Der Bildschirm selbst ist übrigens wirklich gelungen, die Anzeigen sind klar und übersichtlich. Zudem darf man zwischen drei Anzeige-Stilen wählen und ob man den Hintergrund in Schwarz oder Weiß haben will. Die Bedienung wirkt indes immer noch leicht überfrachtet und erfordert etwas Zeit für die Eingewöhnung.
Noch ein letzter Blick auf das Zubehörprogramm, das einige feine Teile bereithält. Wir konnten beispielsweise den Komfortsitz testen (große Empfehlung) und auch das 50-Liter-Topcase, das mit zehn Kilo beladen werden darf und dessen Montage – große Ausnahme – kein Speedlimit des Herstellers nach sich zieht. Weitere Goodies wie Zusatzscheinwerfer oder die erwähnten Tankbags bündelt Honda in drei Paketen.

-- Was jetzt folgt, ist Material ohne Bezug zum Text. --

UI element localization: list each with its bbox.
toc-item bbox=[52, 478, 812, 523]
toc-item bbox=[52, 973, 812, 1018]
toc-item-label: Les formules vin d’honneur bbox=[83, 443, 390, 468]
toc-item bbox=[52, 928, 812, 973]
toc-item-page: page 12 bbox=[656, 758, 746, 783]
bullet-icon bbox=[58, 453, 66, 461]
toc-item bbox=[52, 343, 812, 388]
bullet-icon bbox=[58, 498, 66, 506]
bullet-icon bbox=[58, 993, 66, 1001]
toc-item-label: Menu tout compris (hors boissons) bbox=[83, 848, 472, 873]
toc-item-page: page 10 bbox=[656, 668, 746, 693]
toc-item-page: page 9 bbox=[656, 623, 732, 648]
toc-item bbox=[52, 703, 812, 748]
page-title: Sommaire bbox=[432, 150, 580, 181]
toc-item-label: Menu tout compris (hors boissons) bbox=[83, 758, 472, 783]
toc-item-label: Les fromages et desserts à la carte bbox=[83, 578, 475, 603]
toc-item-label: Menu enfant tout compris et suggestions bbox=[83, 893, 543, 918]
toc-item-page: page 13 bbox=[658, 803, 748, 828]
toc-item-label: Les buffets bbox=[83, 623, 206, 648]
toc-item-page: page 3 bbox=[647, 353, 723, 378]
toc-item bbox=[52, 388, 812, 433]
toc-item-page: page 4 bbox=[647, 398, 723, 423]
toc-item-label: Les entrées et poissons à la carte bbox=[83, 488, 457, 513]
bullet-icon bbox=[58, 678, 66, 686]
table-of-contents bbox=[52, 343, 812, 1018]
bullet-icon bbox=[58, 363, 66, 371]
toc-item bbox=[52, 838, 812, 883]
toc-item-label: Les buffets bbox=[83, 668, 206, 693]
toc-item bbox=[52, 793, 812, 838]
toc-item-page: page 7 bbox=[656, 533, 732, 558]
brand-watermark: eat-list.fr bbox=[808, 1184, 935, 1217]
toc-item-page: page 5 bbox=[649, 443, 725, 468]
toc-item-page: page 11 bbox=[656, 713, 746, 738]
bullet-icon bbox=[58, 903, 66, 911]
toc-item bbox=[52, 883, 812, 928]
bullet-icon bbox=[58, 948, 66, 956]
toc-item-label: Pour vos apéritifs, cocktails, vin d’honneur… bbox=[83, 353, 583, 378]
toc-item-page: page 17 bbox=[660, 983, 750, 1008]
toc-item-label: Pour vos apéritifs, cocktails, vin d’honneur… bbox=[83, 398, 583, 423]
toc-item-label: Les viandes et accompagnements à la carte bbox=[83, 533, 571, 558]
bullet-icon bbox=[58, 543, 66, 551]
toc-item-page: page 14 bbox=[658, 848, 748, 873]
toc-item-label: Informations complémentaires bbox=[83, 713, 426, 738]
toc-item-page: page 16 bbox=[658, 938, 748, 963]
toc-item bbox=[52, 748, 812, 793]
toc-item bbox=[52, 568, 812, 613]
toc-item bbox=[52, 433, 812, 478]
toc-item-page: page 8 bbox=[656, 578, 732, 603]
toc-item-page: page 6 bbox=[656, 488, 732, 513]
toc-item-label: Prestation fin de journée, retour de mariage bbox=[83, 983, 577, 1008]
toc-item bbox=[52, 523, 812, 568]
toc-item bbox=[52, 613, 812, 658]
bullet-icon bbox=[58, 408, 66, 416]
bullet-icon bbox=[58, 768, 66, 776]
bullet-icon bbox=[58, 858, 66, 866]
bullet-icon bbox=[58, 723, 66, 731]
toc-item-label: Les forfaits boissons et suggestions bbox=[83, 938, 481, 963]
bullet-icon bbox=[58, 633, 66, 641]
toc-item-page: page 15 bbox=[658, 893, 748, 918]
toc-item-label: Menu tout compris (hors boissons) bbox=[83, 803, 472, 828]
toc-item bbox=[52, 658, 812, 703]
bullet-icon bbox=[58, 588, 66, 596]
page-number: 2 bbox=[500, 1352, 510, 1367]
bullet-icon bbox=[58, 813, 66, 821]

Auch wenn wir Themen wie Soziustauglichkeit oder generell das Fahren mit Beladung noch unbeantwortet lassen müssen, können wir nach der ersten Ausfahrt schon ein Resümee ziehen – und das fällt nicht nur überwiegend positiv aus, sondern in manchen Bereichen regelrecht euphorisch. Die NT1100 ist ein Reisemotorrad, das durch Unkompliziertheit, Komfort, Funktionalität und einen freundlichen Charakter auffällt. Was auf den ersten Blick ein wenig nach Langeweile klingt, entpuppt sich beim Fahren als Dienstbarkeit, die genügend Raum für Fahrspaß lässt: Weite Etappen sind genauso möglich wie flottere Passagen im Winkelwerk. All diese Talente werden von einem freundlichen Nahezu-All-Inklusive-Preis unterfüttert – und der Option auf das einmalige DCT, das nach wie vor ein Honda-Alleinstellungsmerkmal ist. Unterm Strich: eine mehr als gelungene Rückkehr in die gehobene Reise-Mittelklasse.